I have no grandchildren, a condition I blame on my own children, which I also do not have.  

But if I were the patriarch of a clan, I can imagine all the interesting questions the little toddlers would ask me, like the one posed in the title of this essay.  

Of course their question would raise some of my own:  

“Do you mean what ‘were’ blinkers?”  

“Are you talking about automobiles, people, or horses (in which case I believe you mean ‘blinders’)?  

“How do I respond to the question you just texted me?”  

In the amount of time (3 seconds) required for me to return to reality, my little darlings would have moved on to faceblocking their unfriends, or looking up the answer through Google.  

And since I had recently trotted out the expression “hoed out the guest room,” and received startled looks as a reply, prompting me to look up “hoed out” – meaning to remove crap with an ancient and honorable garden implement consisting of a long handle and a piece of iron set at right angles to the handle – only to discover a startling NEW and certainly colorful meaning to the expression (see for yourself: Urban Dictionary), I thought I should check my work in advance and look up “blinkers.”  

Imagine my surprise when I learned that “blinkers” IS an acceptable alternative for “blinders” on the bridle of a harness, causing me to wonder: “How did my nonexistent grandkids learn so much about horse racing?”  

Assuming, arguendo (simply for the ability to demonstrate my shady past working for attorneys), that my precious sprouts persisted in knowing the answer to their question, as well as further assuming, squabblendo, that I have not figured out how to access recorded episodes of “Matlock” or “Perry Mason,” I regale the infants with lore of yesteryear.  

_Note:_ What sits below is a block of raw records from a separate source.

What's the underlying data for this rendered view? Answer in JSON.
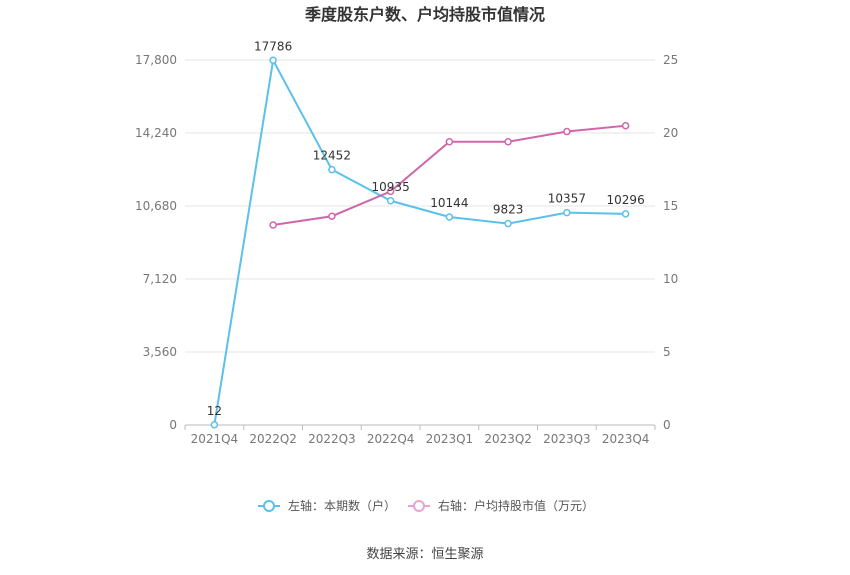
{
  "chart_data": {
    "type": "line",
    "title": "季度股东户数、户均持股市值情况",
    "categories": [
      "2021Q4",
      "2022Q2",
      "2022Q3",
      "2022Q4",
      "2023Q1",
      "2023Q2",
      "2023Q3",
      "2023Q4"
    ],
    "left_axis": {
      "ylim": [
        0,
        17800
      ],
      "ticks": [
        0,
        3560,
        7120,
        10680,
        14240,
        17800
      ],
      "tick_labels": [
        "0",
        "3,560",
        "7,120",
        "10,680",
        "14,240",
        "17,800"
      ]
    },
    "right_axis": {
      "ylim": [
        0,
        25
      ],
      "ticks": [
        0,
        5,
        10,
        15,
        20,
        25
      ],
      "tick_labels": [
        "0",
        "5",
        "10",
        "15",
        "20",
        "25"
      ]
    },
    "series": [
      {
        "name": "左轴：本期数（户）",
        "axis": "left",
        "color": "#5bc0eb",
        "values": [
          12,
          17786,
          12452,
          10935,
          10144,
          9823,
          10357,
          10296
        ],
        "labels": [
          "12",
          "17786",
          "12452",
          "10935",
          "10144",
          "9823",
          "10357",
          "10296"
        ]
      },
      {
        "name": "右轴：户均持股市值（万元）",
        "axis": "right",
        "color": "#d066aa",
        "legend_color": "#e8a3cf",
        "values": [
          null,
          13.7,
          14.3,
          16.0,
          19.4,
          19.4,
          20.1,
          20.5
        ]
      }
    ],
    "grid": true,
    "legend_position": "bottom",
    "source": "数据来源：恒生聚源"
  }
}
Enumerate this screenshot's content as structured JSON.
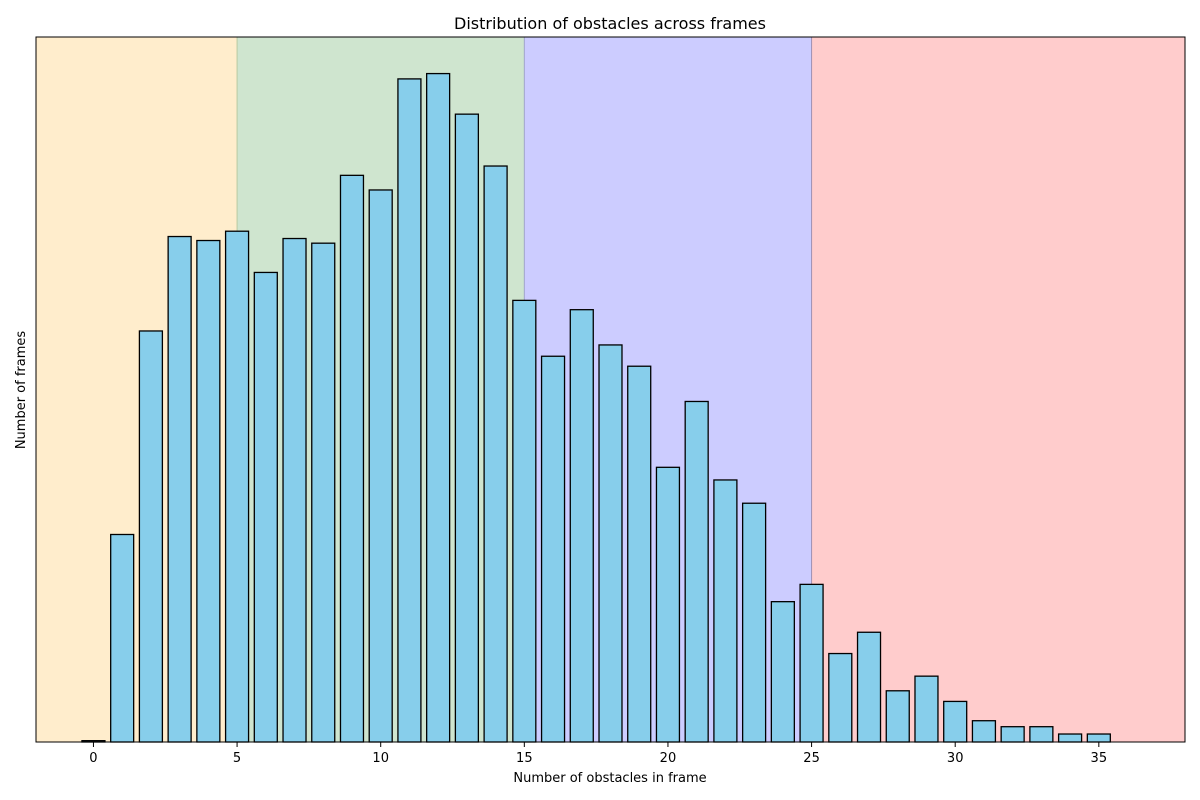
{
  "chart_data": {
    "type": "bar",
    "title": "Distribution of obstacles across frames",
    "xlabel": "Number of obstacles in frame",
    "ylabel": "Number of frames",
    "x": [
      0,
      1,
      2,
      3,
      4,
      5,
      6,
      7,
      8,
      9,
      10,
      11,
      12,
      13,
      14,
      15,
      16,
      17,
      18,
      19,
      20,
      21,
      22,
      23,
      24,
      25,
      26,
      27,
      28,
      29,
      30,
      31,
      32,
      33,
      34,
      35
    ],
    "values": [
      0.2,
      31.2,
      61.8,
      76.0,
      75.4,
      76.8,
      70.6,
      75.7,
      75.0,
      85.2,
      83.0,
      99.7,
      100.5,
      94.4,
      86.6,
      66.4,
      58.0,
      65.0,
      59.7,
      56.5,
      41.3,
      51.2,
      39.4,
      35.9,
      21.1,
      23.7,
      13.3,
      16.5,
      7.7,
      9.9,
      6.1,
      3.2,
      2.3,
      2.3,
      1.2,
      1.2
    ],
    "ylim": [
      0,
      106
    ],
    "xlim": [
      -2.0,
      38.0
    ],
    "xticks": [
      0,
      5,
      10,
      15,
      20,
      25,
      30,
      35
    ],
    "yticks_shown": false,
    "grid": false,
    "bands": [
      {
        "from": -2.0,
        "to": 5.0,
        "color": "#FFEDCC"
      },
      {
        "from": 5.0,
        "to": 15.0,
        "color": "#CFE5CF"
      },
      {
        "from": 15.0,
        "to": 25.0,
        "color": "#CCCCFF"
      },
      {
        "from": 25.0,
        "to": 38.0,
        "color": "#FFCCCC"
      }
    ],
    "band_edge_colors": [
      "#B8C9A0",
      "#A0A6C9",
      "#A090B0"
    ],
    "bar_color": "#87CEEB",
    "bar_edge_color": "#000000"
  }
}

For, hard as it may be to believe, when I was young – and so still cared about things – drivers of automobiles would depress or raise a lever located on the steering column for the sole and express purpose of indicating, or “signaling,” other drivers in what direction we intended to hurl the 2-plus tons of metal and vinyl we piloted.  

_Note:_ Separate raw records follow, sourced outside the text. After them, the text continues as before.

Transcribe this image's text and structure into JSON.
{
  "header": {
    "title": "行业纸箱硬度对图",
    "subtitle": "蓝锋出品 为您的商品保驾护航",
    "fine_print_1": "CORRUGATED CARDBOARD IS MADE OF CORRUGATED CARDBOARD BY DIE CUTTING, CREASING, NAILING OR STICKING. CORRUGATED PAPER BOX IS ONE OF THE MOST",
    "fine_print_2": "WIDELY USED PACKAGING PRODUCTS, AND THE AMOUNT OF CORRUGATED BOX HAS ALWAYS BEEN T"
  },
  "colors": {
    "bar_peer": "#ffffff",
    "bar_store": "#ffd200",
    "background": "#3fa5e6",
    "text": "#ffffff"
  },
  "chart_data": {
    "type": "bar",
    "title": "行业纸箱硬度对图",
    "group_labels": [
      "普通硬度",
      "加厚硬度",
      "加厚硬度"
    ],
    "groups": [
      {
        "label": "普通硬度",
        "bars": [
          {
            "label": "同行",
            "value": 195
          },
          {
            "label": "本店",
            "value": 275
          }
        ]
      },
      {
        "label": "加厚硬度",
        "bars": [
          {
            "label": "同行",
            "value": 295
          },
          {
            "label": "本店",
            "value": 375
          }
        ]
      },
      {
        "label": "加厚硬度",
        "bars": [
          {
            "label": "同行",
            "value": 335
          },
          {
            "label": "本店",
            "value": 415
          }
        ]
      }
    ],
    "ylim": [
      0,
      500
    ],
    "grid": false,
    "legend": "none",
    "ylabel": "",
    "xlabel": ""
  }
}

Skipping over the insatiable curiosity of youth, peppering me with follow ups like:  

“What’s an automobile?”  

“What’s a column?” and  

“What’s a vinyl?”  

I educate the tykes by miming the action I have described, complete with sound effects for the “blinker”: “Tink DINK; Tink DINK; Tink DINK,” establishing with authority that I do not understand how mime works.  

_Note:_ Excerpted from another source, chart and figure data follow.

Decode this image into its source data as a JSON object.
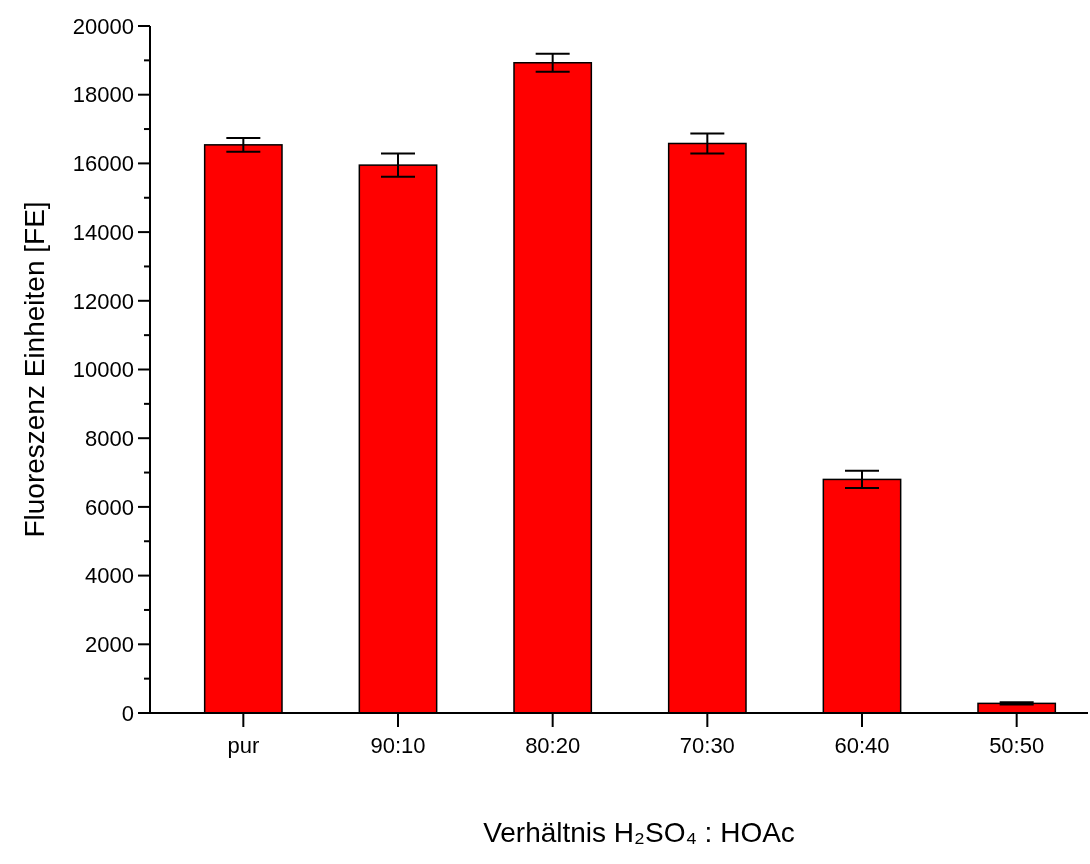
{
  "chart_data": {
    "type": "bar",
    "xlabel": "Verhältnis H₂SO₄ : HOAc",
    "ylabel": "Fluoreszenz Einheiten [FE]",
    "categories": [
      "pur",
      "90:10",
      "80:20",
      "70:30",
      "60:40",
      "50:50"
    ],
    "values": [
      16540,
      15950,
      18930,
      16580,
      6800,
      280
    ],
    "errors": [
      200,
      340,
      260,
      290,
      250,
      30
    ],
    "color": "#ff0000",
    "ylim": [
      0,
      20000
    ],
    "yticks": [
      0,
      {
        "value": 1000,
        "label": null
      },
      2000,
      {
        "value": 3000,
        "label": null
      },
      4000,
      {
        "value": 5000,
        "label": null
      },
      6000,
      {
        "value": 7000,
        "label": null
      },
      8000,
      {
        "value": 9000,
        "label": null
      },
      10000,
      {
        "value": 11000,
        "label": null
      },
      12000,
      {
        "value": 13000,
        "label": null
      },
      14000,
      {
        "value": 15000,
        "label": null
      },
      16000,
      {
        "value": 17000,
        "label": null
      },
      18000,
      {
        "value": 19000,
        "label": null
      },
      20000
    ],
    "grid": false
  }
}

Interpreting the glazing over of their eyes as an opportunity for a “teachable moment,” I lead them out to my car, and after pressing all the buttons on the key fob, realize I am attempting to unlock the vehicle with one of the seven remotes required to enjoy those detective programs I listed earlier (and you thought I wasn’t paying attention!).  

Correcting such an error is child’s play, of course, which is why I let the kids retrieve the proper electronic device. Then I gained access to the transportation appliance, started the engine, and clicked the directional signal into place. My hearing not being what it once was, I couldn’t be certain if it was making anything resembling the noise I had previously mimed aloud, so took my precious angels to the front and back of the car to witness the working of the blinkers.  

Having never seen these in use before, their inquisitiveness increased, and they asked, “How can you turn on blinkers while you’re texting?”  

But of course by this time, I am fast asleep.